An enormous array of diecast models was on display from Steve King. He had travelled along the South coast to support the event and had managed to squeeze several tables full of models into his car. There was a wide variety of vehicles and manufacturers, in the full range of conditions – a restorer’s heaven. Steve had also brought along a table or two of boxed items. These were mostly more recent, though I did spot a Corgi Jaguar XK120, from the 1950s series, and a boxed circus trailer from the 1960s. There were a number of boxed diggers and heavy equipment vehicles by Joal too.
John Harvey had brought along an interesting mixture of trains and diecast. He had trains and related equipment in O and OO Gauge. My attention was drawn to an O Gauge 'Gargoyle Mobiloil' truck, with a price tag of £28. (I seem to be going through a petrol related phase). There was also an excellent display of diecast for sale, which were mainly Dinky but included three beautiful Franklin Mint models – all priced at £20.
David Rees had driven from Poole to support the show and had brought a large selection of more recently manufactured models including Oxford diecast. I particularly liked the cars from the 1950's and 60's, especially the Jaguars priced at £18 and £20, and the various Lotus cars, also priced around £20.
It’s quite a dangerous time for the wallet, wandering around the stalls, chatting to stallholders looking for items and tables to photograph. I very nearly bought a Lima HO scale Mail Unloader Set for £35 from one of the many train stalls. A large selection of trains and railway equipment, was on display with Bob Luesby, who was holding an interesting sale of boxed locos. Clive's Collectables was also in attendance and had a carefully laid out display of trains, and a huge box of mixed diecast – very tempting.

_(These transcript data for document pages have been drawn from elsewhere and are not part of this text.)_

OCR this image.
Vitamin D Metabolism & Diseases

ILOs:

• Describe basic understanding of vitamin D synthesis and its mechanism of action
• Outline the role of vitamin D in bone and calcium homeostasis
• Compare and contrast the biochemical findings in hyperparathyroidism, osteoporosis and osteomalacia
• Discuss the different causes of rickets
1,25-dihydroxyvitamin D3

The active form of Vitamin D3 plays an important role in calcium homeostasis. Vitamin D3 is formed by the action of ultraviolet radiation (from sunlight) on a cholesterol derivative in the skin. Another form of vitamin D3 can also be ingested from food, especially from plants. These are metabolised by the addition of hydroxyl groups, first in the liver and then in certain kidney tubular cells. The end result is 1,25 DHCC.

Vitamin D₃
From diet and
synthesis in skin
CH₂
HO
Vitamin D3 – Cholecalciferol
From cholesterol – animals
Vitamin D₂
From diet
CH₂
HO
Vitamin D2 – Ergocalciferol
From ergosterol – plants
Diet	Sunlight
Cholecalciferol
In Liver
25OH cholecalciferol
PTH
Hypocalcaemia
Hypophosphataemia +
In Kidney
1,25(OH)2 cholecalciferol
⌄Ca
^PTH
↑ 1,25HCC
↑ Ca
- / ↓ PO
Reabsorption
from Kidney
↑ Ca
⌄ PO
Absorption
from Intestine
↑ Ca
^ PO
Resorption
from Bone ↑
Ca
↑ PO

Towards the end of the event I spoke to Richard Acton about the show. He was pleased with the turnout and expressed his many thanks to all the traders for their time and support. He hoped that the visitors had enjoyed their day, and thanked the team of helpers who had worked hard to make the toy fair an enjoyable event. “We are all set for a repeat performance in October – hope to see you there,” he told us.